Qualcosa è cambiato: ora al telefono qualcuno risponde. Devi farlo squillare un bel po’ nella giornata, ma alla fine qualcuno dietro alla cornetta c’è. Nella statistica delle telefonate abbiamo avuto la fortuna di incrociare solo una ‘scortese’ (così la definitiva mia zia) che ci ha attaccato il telefono in faccia perché aveva da fare. Comunque siamo stati informati che all’Annunziata non si fa come nella maggior parte degli altri ospedali d’Italia, dove con green pass e tampone di controllo un familiare può entrare, ma per qualsiasi cosa puoi chiamare e puoi consegnare indumenti e altre cose il martedì e il venerdì in guardiola.
Mia zia e mia sorella si sono munite di borsone e telefonino con la speranza di consegnarli a nonna e sentire la sua voce. Si sono mosse all’orario che ci hanno detto in reparto e alle 14 erano alla guardiola dell’ospedale in attesa che qualcuno recuperasse le cose di nonna. Ma sono state risucchiate ancora una volta nel buco nero dell’inefficienza, della sospensione di ogni buon senso e di ogni diritto, in quei non luoghi dove tutto è lasciato al caso o all’animo delle persone.

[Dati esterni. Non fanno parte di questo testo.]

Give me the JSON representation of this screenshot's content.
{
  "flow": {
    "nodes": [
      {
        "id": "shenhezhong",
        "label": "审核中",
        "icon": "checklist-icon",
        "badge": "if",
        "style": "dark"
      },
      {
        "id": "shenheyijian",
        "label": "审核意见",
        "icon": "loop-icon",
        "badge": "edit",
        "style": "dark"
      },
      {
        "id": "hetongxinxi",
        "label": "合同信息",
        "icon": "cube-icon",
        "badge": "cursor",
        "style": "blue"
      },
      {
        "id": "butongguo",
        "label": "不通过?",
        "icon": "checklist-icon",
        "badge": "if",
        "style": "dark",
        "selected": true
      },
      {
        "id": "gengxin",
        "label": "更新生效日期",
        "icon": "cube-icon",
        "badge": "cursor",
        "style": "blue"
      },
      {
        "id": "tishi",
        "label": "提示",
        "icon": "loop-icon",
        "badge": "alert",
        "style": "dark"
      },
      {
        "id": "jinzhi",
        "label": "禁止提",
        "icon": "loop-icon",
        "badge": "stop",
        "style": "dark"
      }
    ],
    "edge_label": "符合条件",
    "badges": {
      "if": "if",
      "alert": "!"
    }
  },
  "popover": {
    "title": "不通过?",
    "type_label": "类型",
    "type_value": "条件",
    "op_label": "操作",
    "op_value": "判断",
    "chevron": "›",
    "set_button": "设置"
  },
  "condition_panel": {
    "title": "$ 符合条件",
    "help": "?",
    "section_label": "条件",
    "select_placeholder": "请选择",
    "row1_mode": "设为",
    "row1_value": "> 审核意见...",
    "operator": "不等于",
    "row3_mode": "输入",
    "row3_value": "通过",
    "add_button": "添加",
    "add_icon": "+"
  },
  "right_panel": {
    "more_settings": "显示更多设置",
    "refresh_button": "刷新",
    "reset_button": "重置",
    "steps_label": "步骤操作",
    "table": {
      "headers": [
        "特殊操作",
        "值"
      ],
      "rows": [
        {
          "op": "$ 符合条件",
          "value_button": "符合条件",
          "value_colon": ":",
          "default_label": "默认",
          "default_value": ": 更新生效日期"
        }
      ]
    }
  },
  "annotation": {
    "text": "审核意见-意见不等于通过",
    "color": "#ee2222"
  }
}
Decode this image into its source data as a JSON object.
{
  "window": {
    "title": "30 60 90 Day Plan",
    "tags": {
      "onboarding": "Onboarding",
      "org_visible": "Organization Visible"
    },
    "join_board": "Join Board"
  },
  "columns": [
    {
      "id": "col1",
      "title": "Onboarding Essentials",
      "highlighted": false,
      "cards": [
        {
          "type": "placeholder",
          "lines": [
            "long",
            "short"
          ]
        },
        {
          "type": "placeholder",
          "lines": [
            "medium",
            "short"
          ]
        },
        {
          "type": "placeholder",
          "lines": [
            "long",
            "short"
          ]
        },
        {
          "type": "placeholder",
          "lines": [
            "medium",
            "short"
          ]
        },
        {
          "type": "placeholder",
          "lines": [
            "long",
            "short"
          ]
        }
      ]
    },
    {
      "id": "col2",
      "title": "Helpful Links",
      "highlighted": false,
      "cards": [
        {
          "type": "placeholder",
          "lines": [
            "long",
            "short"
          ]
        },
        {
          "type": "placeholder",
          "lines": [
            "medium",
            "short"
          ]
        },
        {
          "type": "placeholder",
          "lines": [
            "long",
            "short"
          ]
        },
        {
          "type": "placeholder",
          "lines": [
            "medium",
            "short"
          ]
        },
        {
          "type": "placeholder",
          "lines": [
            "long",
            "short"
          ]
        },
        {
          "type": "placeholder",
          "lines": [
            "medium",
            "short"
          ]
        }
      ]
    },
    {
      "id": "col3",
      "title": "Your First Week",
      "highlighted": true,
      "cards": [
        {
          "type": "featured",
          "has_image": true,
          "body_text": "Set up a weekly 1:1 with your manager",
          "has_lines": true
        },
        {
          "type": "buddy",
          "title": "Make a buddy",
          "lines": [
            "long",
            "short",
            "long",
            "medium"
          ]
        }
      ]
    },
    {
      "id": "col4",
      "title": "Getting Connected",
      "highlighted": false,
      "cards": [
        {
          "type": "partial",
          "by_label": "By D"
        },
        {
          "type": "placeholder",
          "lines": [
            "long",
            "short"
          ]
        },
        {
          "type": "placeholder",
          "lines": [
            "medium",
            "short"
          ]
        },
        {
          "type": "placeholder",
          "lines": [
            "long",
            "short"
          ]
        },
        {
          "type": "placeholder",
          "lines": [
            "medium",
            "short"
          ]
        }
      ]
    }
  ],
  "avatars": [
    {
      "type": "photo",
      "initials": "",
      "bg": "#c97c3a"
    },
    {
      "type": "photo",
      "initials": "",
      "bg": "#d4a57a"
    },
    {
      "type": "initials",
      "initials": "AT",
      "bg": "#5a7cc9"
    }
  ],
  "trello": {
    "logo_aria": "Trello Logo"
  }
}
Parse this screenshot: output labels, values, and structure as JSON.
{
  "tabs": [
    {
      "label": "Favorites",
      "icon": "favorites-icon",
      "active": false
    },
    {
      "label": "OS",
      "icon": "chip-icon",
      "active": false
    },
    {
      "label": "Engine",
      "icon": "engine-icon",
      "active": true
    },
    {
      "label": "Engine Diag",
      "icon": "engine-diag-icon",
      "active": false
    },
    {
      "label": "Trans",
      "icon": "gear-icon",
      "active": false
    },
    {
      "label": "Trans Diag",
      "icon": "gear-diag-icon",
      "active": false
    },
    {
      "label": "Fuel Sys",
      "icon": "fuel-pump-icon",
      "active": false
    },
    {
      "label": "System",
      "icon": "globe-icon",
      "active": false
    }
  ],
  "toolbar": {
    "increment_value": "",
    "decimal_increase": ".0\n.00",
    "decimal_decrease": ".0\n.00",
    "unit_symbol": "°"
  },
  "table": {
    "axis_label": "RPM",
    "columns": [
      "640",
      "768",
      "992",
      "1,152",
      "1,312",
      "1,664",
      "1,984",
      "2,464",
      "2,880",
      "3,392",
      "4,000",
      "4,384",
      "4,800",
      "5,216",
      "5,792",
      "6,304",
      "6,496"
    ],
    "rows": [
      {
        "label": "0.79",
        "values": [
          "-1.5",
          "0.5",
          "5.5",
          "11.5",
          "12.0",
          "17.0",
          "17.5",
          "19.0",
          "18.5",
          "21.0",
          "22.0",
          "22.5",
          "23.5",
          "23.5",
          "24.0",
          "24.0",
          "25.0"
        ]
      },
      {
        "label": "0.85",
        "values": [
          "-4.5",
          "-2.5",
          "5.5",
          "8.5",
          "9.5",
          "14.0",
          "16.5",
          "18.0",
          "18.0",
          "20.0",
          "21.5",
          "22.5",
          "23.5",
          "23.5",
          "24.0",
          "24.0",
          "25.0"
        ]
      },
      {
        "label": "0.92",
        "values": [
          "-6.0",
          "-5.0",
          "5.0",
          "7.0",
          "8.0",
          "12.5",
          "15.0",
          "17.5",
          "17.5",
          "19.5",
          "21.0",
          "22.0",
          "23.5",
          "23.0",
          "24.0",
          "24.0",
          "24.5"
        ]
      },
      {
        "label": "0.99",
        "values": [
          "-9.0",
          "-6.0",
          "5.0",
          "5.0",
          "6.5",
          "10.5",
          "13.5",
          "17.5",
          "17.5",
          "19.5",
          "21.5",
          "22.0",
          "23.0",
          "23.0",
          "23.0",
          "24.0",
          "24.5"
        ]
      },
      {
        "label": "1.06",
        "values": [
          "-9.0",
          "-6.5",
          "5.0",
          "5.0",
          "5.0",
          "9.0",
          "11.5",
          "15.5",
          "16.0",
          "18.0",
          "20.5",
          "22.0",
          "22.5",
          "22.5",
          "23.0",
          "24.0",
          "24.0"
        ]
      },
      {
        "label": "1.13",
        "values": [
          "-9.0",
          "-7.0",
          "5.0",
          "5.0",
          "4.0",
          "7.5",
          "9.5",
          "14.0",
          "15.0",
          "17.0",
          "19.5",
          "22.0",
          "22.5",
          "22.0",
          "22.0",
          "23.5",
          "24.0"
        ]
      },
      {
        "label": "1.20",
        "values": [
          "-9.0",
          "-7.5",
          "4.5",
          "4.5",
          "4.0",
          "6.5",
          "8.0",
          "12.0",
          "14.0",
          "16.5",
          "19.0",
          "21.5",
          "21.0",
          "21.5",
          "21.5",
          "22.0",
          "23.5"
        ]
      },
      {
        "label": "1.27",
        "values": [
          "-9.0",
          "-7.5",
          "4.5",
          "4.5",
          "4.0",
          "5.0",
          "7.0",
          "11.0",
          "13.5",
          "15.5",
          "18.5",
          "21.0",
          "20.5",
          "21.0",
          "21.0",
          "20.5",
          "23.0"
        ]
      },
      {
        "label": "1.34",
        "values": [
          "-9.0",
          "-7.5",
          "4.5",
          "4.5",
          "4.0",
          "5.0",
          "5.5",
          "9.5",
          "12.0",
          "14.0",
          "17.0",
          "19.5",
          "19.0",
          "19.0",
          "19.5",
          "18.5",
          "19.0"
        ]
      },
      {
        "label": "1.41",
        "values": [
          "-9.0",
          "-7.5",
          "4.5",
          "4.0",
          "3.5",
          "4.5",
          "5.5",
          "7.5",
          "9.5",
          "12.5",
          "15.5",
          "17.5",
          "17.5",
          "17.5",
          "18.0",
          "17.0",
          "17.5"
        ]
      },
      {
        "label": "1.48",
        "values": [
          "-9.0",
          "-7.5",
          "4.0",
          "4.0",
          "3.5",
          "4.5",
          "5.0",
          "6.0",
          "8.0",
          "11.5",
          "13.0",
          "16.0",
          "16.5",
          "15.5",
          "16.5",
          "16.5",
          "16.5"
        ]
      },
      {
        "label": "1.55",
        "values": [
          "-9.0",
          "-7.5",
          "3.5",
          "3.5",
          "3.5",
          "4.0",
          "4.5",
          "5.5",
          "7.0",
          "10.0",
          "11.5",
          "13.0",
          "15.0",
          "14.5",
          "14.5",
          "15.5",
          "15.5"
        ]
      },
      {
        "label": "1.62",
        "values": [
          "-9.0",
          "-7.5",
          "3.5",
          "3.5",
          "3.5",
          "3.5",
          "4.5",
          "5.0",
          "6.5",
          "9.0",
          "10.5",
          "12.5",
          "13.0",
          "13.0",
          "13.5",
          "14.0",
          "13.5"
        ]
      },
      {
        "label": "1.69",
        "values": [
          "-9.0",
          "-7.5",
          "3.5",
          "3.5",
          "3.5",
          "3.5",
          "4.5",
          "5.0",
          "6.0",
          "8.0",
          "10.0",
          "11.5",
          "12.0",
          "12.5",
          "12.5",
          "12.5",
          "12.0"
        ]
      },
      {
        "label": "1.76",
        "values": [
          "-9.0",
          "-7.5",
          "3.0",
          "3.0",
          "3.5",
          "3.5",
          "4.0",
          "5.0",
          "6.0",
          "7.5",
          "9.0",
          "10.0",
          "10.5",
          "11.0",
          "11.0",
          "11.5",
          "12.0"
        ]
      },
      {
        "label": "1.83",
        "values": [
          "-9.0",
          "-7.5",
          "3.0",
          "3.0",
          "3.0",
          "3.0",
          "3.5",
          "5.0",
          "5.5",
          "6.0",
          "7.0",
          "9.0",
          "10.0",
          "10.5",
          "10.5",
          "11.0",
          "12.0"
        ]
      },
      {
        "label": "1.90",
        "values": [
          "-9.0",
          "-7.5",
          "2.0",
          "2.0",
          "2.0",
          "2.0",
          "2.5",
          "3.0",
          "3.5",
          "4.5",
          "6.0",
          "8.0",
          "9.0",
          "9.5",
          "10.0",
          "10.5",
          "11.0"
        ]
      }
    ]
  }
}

Mia zia e mia sorella sono state là fino alle 19, con quella granitica convinzione che loro dovevano fare avere le cose a nonna. Nessuno è sceso dal reparto e di fronte alle sollecitazioni della povera guardia giurata che si trova a fare da tramite la risposta è stata che non potevano e di aspettare. Un’attesa Vana perché chi doveva nel suo orario di lavoro svolgere il compito di prendere quelle cose non l’ha fatto. Il borsone e il telefono sono arrivati a nonna solo grazie alla pietas della guardia giurata che finito il turno si è offerto di portarli lui in reparto. Domani nonna la operano e negli ultimi messaggi che ci siamo scambiati su wapp il pensiero comune di grandi e piccini è stato quello di affidarci alla preghiera, un miracolo è più probabile. Mentre scrivo piango le lacrime amare di chi sa che ci vuole la rabbia e la voce ma alla fine pare mancarci la forza di credere che le cose possano cambiare e ci limitiamo a sussurrare nella speranza di un svegliarci un mattino e di ritrovarci una meravigliosa costellazione al posto di quell’orrendo buco nero che è l’ospedale di Cosenza.